I was skeptical cos I had noticed with previous vacc my son's worst day was the day after. But they were all similar shots to each other and different from the 1yr ones. With this MMR one it was definitely 10days after (i thought he was grumpy about a week after, but that was nothing compared to what was to come)and lasted for several days of scarily (for me) high temps, also mouth pain when eating/drinking from the mumps affecting salivary glands, and a measles rash a few days after that. Then it all went away. Just a "normal" post-vacc reaction.
Of course get medical attention if the fever isn't responding etc, as usual, but it sounds like it is just the vacc and not something else he had picked up since then. The timing is right.

Anonymous said...

Oh and good luck and it should be over soon! LOL

Ali said...

Tor, you just made my day. We're on day 3 of scary temps and I was starting to sweat it. I'm pro-inoculation but when you see a reaction like this (one that you weren't warned about... Remind me to research new doctors...) you can't help thinking about those autism stories.

Anonymous said...

Oh good, I was worried I had become that annoying assvise person LOL. And seemed so um impersonal and lecturish in my comment when I read it after. (Hence me checking back to make sure I hadn't offended).
But that MMR reaction completely took me by surprise even with the warnings we got (which was from nurse run child vaccination clinic, so all they do is vacc day in, day out, traveling to a different place each day. So that's prolly why they have better system in place for warning parents etc).
I was on edge for days about if/when we should take him to the hospital (because it always seemed worse in the middle of the night, when ER is the only option), temping him constantly, panadol (like tylenol), trying to cool him with wet flannels etc (which he did NOT like). It was a real difficult couple of days. And like with you, he was happy and normal during the day, which was the one reassuring thing. If I hadn't know to connect it all to the vacc it would have been really scary. So I'm glad I could help a little by removing the "wtf is it?" fear, and leaving just the "lets deal with it" dramas. And hopefully you won't have to do that for much longer too.

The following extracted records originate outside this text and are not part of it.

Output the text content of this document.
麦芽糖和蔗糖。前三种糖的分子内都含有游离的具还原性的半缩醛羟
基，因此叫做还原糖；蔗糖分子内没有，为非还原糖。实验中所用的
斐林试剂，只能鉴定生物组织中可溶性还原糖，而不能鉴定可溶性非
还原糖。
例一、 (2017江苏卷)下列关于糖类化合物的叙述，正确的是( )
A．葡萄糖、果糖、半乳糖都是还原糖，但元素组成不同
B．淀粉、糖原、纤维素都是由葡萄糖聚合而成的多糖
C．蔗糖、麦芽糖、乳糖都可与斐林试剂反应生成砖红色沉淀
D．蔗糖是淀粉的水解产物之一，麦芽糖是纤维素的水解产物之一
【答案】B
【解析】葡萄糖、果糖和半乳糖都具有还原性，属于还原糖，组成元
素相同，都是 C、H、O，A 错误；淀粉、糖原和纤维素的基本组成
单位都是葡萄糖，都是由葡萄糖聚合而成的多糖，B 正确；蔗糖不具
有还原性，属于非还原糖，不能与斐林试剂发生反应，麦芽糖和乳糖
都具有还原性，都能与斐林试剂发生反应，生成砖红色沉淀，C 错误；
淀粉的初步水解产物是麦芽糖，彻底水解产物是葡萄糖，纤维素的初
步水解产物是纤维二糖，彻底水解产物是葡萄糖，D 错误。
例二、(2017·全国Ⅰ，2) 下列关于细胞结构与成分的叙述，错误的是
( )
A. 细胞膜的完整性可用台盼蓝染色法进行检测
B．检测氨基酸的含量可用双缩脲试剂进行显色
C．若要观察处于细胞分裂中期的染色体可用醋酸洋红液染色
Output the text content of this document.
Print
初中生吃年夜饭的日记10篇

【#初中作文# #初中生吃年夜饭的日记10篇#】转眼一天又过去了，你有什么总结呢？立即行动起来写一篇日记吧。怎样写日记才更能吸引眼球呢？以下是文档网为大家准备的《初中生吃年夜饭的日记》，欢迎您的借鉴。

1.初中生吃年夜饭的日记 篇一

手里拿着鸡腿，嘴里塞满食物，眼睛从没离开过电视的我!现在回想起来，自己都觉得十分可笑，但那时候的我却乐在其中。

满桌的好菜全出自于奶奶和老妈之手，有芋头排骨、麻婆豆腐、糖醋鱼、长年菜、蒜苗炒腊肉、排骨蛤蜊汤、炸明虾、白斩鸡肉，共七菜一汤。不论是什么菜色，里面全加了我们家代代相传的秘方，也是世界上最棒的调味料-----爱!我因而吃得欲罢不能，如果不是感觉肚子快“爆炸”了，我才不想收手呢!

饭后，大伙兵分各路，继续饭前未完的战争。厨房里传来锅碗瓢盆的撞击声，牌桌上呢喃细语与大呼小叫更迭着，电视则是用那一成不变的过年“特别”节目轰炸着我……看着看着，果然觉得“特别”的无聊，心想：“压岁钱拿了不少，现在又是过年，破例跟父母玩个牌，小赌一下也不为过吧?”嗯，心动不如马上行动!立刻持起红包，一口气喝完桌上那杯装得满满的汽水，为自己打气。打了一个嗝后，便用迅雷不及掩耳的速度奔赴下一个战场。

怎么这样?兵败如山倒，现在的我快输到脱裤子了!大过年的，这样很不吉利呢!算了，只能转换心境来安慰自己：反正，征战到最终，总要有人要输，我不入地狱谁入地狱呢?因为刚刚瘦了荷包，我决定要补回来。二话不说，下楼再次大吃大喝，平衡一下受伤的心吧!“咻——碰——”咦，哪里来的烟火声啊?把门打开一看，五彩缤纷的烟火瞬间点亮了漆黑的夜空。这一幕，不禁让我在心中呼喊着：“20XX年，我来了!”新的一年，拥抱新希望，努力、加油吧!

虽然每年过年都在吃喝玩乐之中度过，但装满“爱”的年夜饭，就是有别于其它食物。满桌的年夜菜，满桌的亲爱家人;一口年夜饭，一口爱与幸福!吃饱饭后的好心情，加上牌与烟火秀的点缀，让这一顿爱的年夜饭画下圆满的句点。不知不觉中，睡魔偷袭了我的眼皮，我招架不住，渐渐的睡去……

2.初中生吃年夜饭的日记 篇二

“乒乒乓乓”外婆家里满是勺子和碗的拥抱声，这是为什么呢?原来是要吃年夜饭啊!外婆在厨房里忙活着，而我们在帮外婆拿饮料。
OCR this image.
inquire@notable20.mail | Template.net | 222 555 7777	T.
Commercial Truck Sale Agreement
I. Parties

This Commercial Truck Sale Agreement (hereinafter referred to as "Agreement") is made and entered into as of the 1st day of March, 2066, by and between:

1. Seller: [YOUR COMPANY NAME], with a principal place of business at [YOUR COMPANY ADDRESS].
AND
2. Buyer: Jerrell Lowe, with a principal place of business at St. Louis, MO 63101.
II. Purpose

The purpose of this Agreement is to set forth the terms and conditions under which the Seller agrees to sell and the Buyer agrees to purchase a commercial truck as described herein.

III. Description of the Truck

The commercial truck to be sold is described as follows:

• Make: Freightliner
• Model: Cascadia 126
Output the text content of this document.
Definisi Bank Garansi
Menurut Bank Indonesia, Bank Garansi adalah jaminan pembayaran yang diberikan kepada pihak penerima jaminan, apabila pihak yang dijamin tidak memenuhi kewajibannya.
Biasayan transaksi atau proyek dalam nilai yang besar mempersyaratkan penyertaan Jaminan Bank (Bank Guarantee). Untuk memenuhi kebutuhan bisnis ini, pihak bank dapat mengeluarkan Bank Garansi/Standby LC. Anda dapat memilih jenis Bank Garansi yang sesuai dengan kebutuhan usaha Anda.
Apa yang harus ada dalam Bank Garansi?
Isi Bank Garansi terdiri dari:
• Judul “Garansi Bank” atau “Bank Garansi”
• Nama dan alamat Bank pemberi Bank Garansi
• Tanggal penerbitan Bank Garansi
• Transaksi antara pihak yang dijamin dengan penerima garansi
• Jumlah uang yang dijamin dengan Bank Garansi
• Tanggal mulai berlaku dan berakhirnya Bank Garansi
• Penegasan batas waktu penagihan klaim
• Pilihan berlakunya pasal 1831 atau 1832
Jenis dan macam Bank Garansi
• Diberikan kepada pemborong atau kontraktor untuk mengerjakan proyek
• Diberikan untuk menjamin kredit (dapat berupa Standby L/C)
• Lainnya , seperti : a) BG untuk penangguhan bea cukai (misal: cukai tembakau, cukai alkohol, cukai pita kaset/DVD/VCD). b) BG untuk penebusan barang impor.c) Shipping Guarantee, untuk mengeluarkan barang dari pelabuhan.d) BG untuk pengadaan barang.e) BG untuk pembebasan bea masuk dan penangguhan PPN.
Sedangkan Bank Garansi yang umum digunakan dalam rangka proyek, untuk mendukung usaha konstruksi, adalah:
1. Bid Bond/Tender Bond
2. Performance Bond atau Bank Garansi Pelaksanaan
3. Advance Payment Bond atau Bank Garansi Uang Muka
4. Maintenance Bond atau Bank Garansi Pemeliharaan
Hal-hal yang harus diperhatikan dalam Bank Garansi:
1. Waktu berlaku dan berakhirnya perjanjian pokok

And forget prairie mothers, how did our OWN mothers do it without the interwebs for info and support? Just trust their doc? how colonial!

Ali said...

God bless the internet. (By the way, I'm totally picturing trying to slap wet flannels on a grumpy toddler. It's not a pretty vision.)

pursuedbyabear said...

I haven't given the MMR yet. I am a wuss. I am thinking of doing it in three different shots. He's already behind with language and I am totally afraid of autism EVEN though I KNOW it is not the cause. Especially if you just give him the MMR shot and nothing else at the same time. By the way, the flu shot is a crock. Doesn't work. Isn't real. They guess which strand of flu MAY happen that season, and it is almost always wrong.

Ali said...

I hear ya, Pursued. That MMR was a doozy. (Seriously, if Tor hadn't told me about the aftereffects I'd have lost my shit.) I don't know if they CAN break it up, though. I believe it only comes combined. With the flu shot I knew we were taking our chances but I figured that some protection was better than none. Even if they guess wrong, it tends to make the strain you do get less intense. (Of course it still kicked our asses when we caught it...)

Anonymous said...

Yeah I think the MMR is always combined now, but here they give the poor kiddos 2 other shots at the same time (I think different ones from you guys tho). If I ever have another kid I am going to get the MMR separate from the others. It was a doozy and why compound the trouble?